Welcoming our new digital overlords

The US TV show Jeopardy is a quiz show in which contestants pit their general knowledge and obscure trivia against each other. It is quite a geek-fest if you like that sort of thing, which I do. There is an interesting clash of concepts with such quiz shows- on the one hand the tone is often civil and polite and yet what is going on underneath all that is a ferocious battle of minds.

The US TV show Jeopardy is a quiz show in which contestants pit their general knowledge and obscure trivia against each other.

It is quite a geek-fest if you like that sort of thing, which I do. There is an interesting clash of concepts with such quiz shows- on the one hand the tone is often civil and polite and yet what is going on underneath all that is a ferocious battle of minds.

Anybody with access to BBC Entertainment on DSTV can spend endless hours of fascination watching outstanding examples of the genre- Who wants to be a millionaire? and Mastermind.

But I digress. Recently Jeopardy threw in an interesting contestant- a computer. IBM’s ‘Watson’ computer was pitted against the best jeopardy contestants. It was a clash of the titans- an epic battle between mankind and our new digital overlords.

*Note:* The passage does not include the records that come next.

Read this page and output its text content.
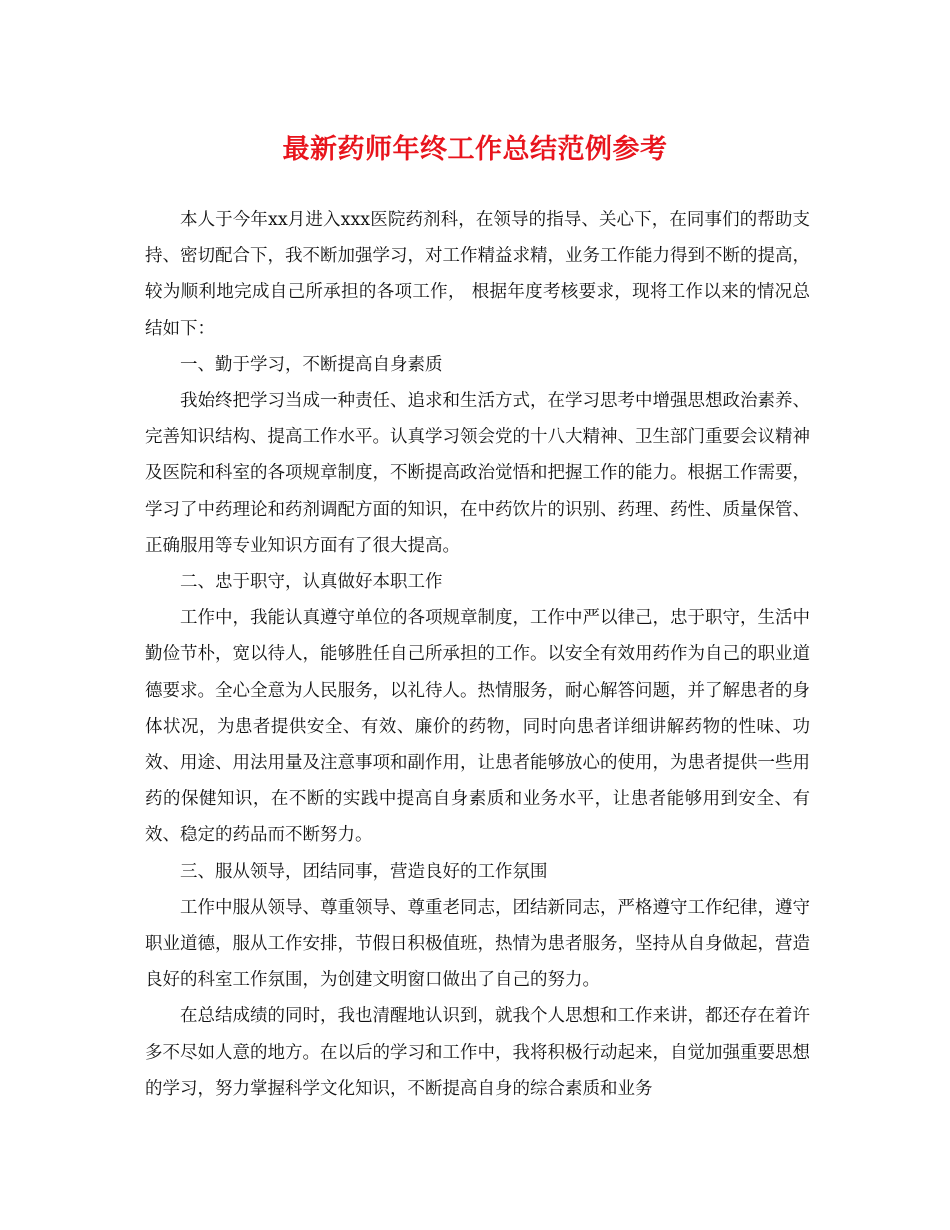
最新药师年终工作总结范例参考

本人于今年xx月进入xxx医院药剂科，在领导的指导、关心下，在同事们的帮助支持、密切配合下，我不断加强学习，对工作精益求精，业务工作能力得到不断的提高，较为顺利地完成自己所承担的各项工作， 根据年度考核要求，现将工作以来的情况总结如下：

一、勤于学习，不断提高自身素质

我始终把学习当成一种责任、追求和生活方式，在学习思考中增强思想政治素养、完善知识结构、提高工作水平。认真学习领会党的十八大精神、卫生部门重要会议精神及医院和科室的各项规章制度，不断提高政治觉悟和把握工作的能力。根据工作需要，学习了中药理论和药剂调配方面的知识，在中药饮片的识别、药理、药性、质量保管、正确服用等专业知识方面有了很大提高。

二、忠于职守，认真做好本职工作

工作中，我能认真遵守单位的各项规章制度，工作中严以律己，忠于职守，生活中勤俭节朴，宽以待人，能够胜任自己所承担的工作。以安全有效用药作为自己的职业道德要求。全心全意为人民服务，以礼待人。热情服务，耐心解答问题，并了解患者的身体状况，为患者提供安全、有效、廉价的药物，同时向患者详细讲解药物的性味、功效、用途、用法用量及注意事项和副作用，让患者能够放心的使用，为患者提供一些用药的保健知识，在不断的实践中提高自身素质和业务水平，让患者能够用到安全、有效、稳定的药品而不断努力。

三、服从领导，团结同事，营造良好的工作氛围

工作中服从领导、尊重领导、尊重老同志，团结新同志，严格遵守工作纪律，遵守职业道德，服从工作安排，节假日积极值班，热情为患者服务，坚持从自身做起，营造良好的科室工作氛围，为创建文明窗口做出了自己的努力。

在总结成绩的同时，我也清醒地认识到，就我个人思想和工作来讲，都还存在着许多不尽如人意的地方。在以后的学习和工作中，我将积极行动起来，自觉加强重要思想的学习，努力掌握科学文化知识，不断提高自身的综合素质和业务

Unfortunately for those afraid of a Terminator-style Armageddon driven by a revolt of the machines, the non-human won. It wasn’t an ordinary victory mind you- it was an efficient victory so crushing that the human participants all but left wearing sackcloth and ashes and wailing ‘woe is me’.

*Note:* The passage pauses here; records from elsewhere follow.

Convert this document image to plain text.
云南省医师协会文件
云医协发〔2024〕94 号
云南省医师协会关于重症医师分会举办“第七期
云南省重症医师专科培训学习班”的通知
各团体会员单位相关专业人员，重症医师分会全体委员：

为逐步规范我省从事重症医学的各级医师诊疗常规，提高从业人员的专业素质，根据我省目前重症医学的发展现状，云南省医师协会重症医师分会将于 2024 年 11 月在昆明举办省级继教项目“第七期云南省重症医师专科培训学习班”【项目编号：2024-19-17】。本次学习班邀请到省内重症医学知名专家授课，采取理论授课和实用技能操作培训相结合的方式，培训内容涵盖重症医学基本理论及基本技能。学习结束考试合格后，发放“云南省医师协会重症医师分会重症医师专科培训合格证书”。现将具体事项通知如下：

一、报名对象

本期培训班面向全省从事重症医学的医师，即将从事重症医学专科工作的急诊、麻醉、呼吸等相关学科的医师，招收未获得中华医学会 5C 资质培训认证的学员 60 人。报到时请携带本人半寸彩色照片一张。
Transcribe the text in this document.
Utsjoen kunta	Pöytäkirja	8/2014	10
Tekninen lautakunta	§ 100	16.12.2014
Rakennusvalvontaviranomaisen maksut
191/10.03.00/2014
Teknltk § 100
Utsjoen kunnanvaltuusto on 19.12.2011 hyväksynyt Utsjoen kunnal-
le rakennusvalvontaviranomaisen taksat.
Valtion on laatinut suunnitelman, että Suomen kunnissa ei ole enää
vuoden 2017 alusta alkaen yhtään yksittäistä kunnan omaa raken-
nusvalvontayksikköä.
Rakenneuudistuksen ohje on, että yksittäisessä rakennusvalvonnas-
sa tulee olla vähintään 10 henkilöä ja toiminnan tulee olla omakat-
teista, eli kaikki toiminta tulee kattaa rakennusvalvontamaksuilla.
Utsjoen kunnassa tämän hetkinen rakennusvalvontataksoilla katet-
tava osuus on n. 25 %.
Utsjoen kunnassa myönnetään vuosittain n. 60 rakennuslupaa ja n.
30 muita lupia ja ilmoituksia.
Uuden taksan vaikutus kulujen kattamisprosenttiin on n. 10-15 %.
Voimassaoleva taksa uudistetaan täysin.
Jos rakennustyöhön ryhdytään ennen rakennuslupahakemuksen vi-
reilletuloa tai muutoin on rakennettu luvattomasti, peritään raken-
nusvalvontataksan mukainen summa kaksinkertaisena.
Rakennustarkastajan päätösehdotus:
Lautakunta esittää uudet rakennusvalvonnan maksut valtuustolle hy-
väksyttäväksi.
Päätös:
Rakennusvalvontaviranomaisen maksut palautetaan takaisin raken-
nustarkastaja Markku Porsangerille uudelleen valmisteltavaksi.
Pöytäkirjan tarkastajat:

‘Watson’ was absolutely devastating- not surprising perhaps, considering that it contained pretty much the entire sum of human knowledge.

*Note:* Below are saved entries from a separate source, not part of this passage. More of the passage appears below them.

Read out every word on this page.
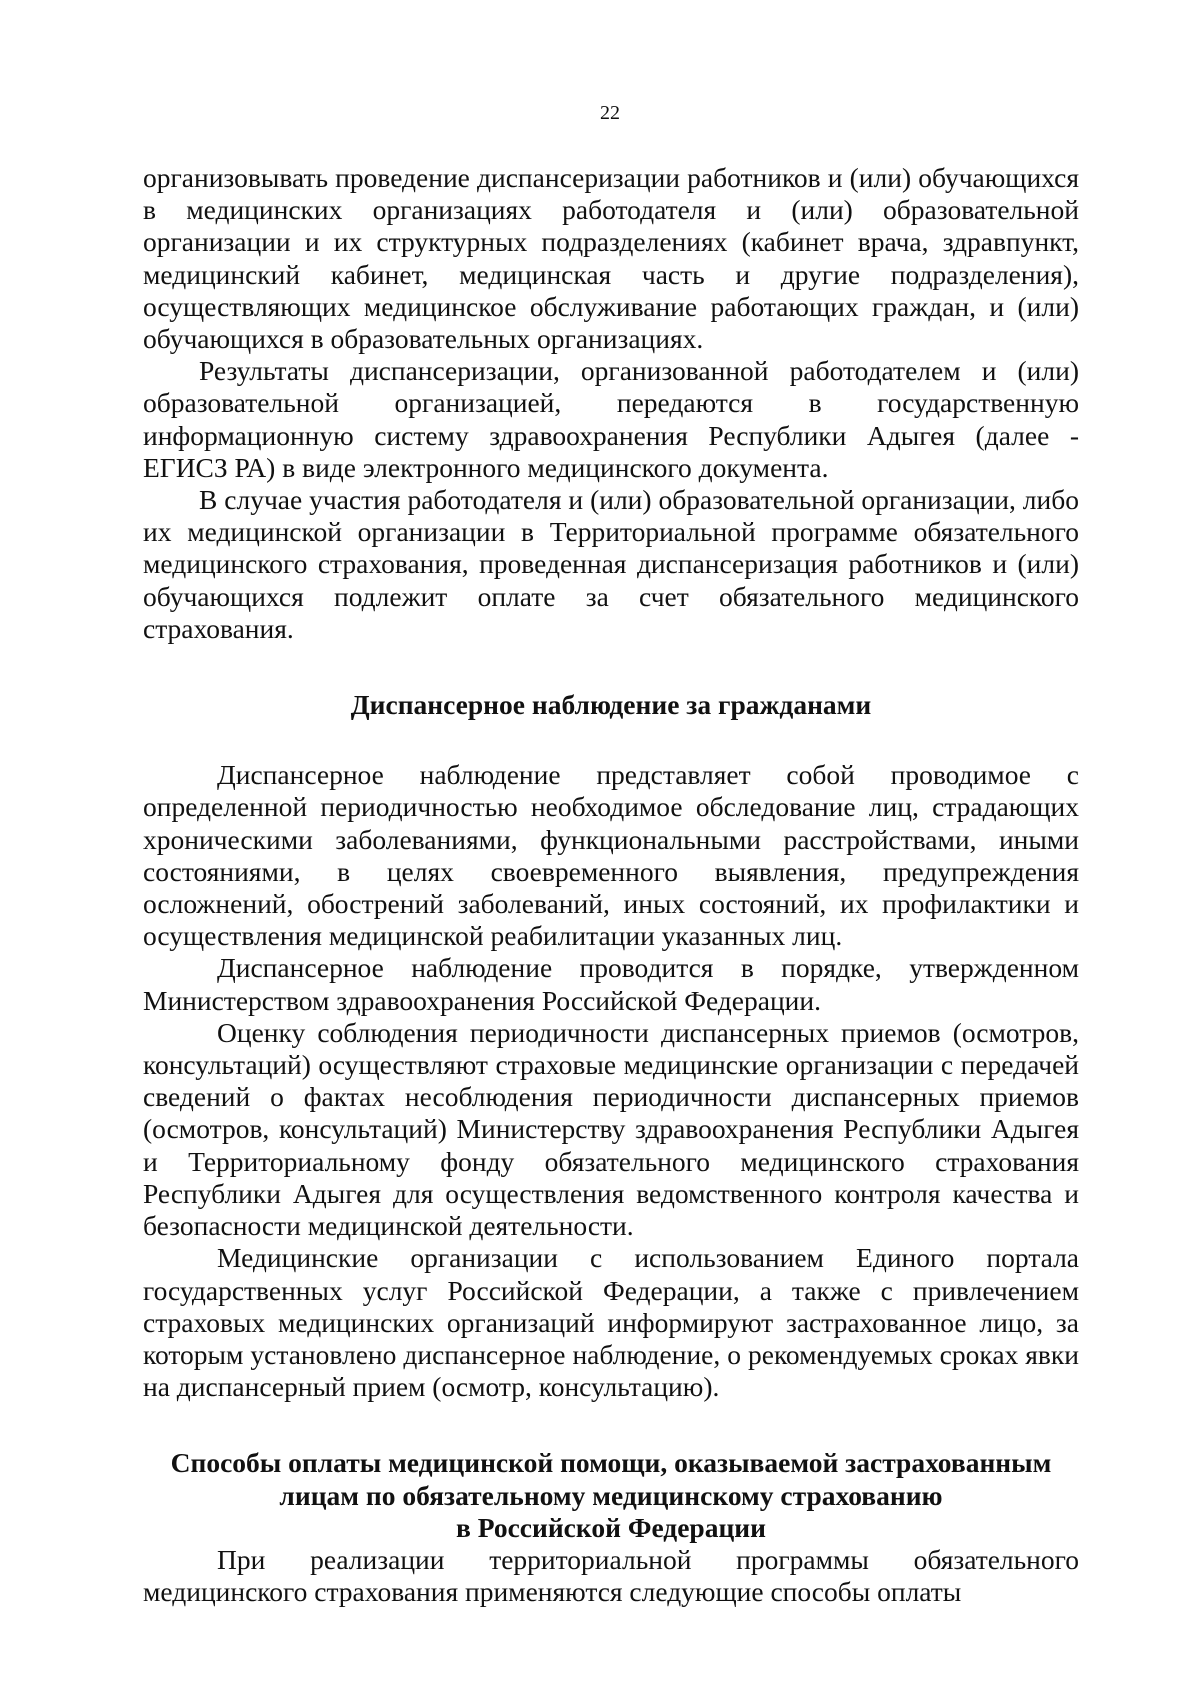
22

организовывать проведение диспансеризации работников и (или) обучающихся в медицинских организациях работодателя и (или) образовательной организации и их структурных подразделениях (кабинет врача, здравпункт, медицинский кабинет, медицинская часть и другие подразделения), осуществляющих медицинское обслуживание работающих граждан, и (или) обучающихся в образовательных организациях.

Результаты диспансеризации, организованной работодателем и (или) образовательной организацией, передаются в государственную информационную систему здравоохранения Республики Адыгея (далее - ЕГИСЗ РА) в виде электронного медицинского документа.

В случае участия работодателя и (или) образовательной организации, либо их медицинской организации в Территориальной программе обязательного медицинского страхования, проведенная диспансеризация работников и (или) обучающихся подлежит оплате за счет обязательного медицинского страхования.

Диспансерное наблюдение за гражданами

Диспансерное наблюдение представляет собой проводимое с определенной периодичностью необходимое обследование лиц, страдающих хроническими заболеваниями, функциональными расстройствами, иными состояниями, в целях своевременного выявления, предупреждения осложнений, обострений заболеваний, иных состояний, их профилактики и осуществления медицинской реабилитации указанных лиц.

Диспансерное наблюдение проводится в порядке, утвержденном Министерством здравоохранения Российской Федерации.

Оценку соблюдения периодичности диспансерных приемов (осмотров, консультаций) осуществляют страховые медицинские организации с передачей сведений о фактах несоблюдения периодичности диспансерных приемов (осмотров, консультаций) Министерству здравоохранения Республики Адыгея и Территориальному фонду обязательного медицинского страхования Республики Адыгея для осуществления ведомственного контроля качества и безопасности медицинской деятельности.

Медицинские организации с использованием Единого портала государственных услуг Российской Федерации, а также с привлечением страховых медицинских организаций информируют застрахованное лицо, за которым установлено диспансерное наблюдение, о рекомендуемых сроках явки на диспансерный прием (осмотр, консультацию).

Способы оплаты медицинской помощи, оказываемой застрахованным
лицам по обязательному медицинскому страхованию
в Российской Федерации

При реализации территориальной программы обязательного медицинского страхования применяются следующие способы оплаты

Another victory for computers (chess enthusiasts will remember the computer ‘deep blue’ beating Gary Kasparov more than a decade ago, an event that led to a lot more soul-searching than this episode will provide).

Commentators have used the opportunity to point to this as further proof that the human being has officially ceded their pre-eminent position to computers. As with the Kasparov defeat all those years ago, many see it as a ‘master becomes the student’ situation.

Human ingenuity has created something smarter and more sophisticated than humans themselves. Many- even those who don’t read a great amount of science-fiction- see this as a chilling story. There is a feeling that we don’t know our place anymore, and that our control and mastery of technology is slipping away from us.

But for me- and I’m not being a contrarian for the sake of it- this is more of a heartwarming story than a foreboding one. Ultimately- as with the chess computer- we created all the technology that is now conquering more human fields than ever before. It is not an us versus them story- it is a collaborative effort. Seeing a computer win a quiz game is a testament to the brilliance of mankind, and not just because of the awesome nature of the machines themselves.

After all, it is worth remembering that the computer had the entirety of Wikipedia at its disposal. As any’ netizen’ knows, Wikipedia is the collective knowledge of hundreds of thousands of users compiled together on one handy site. It is a truly awe-inspiring creation, and a very human one.

To beat our human guinea pigs, the computer had to use a collaborative online encyclopedia where anyone on the planet can make a contribution. Isn’t that a wonderful thought?

So let us not despair at Watson’s comprehensive victory against the best geeks we have to offer. The very fact that the contest was happening was a wonderful example of how far we have come and what we have achieved.

It was a battle-and a fascinating one- but it was also a reaffirmation. In effect, we pretty much beat ourselves. And that’s an inspiring story.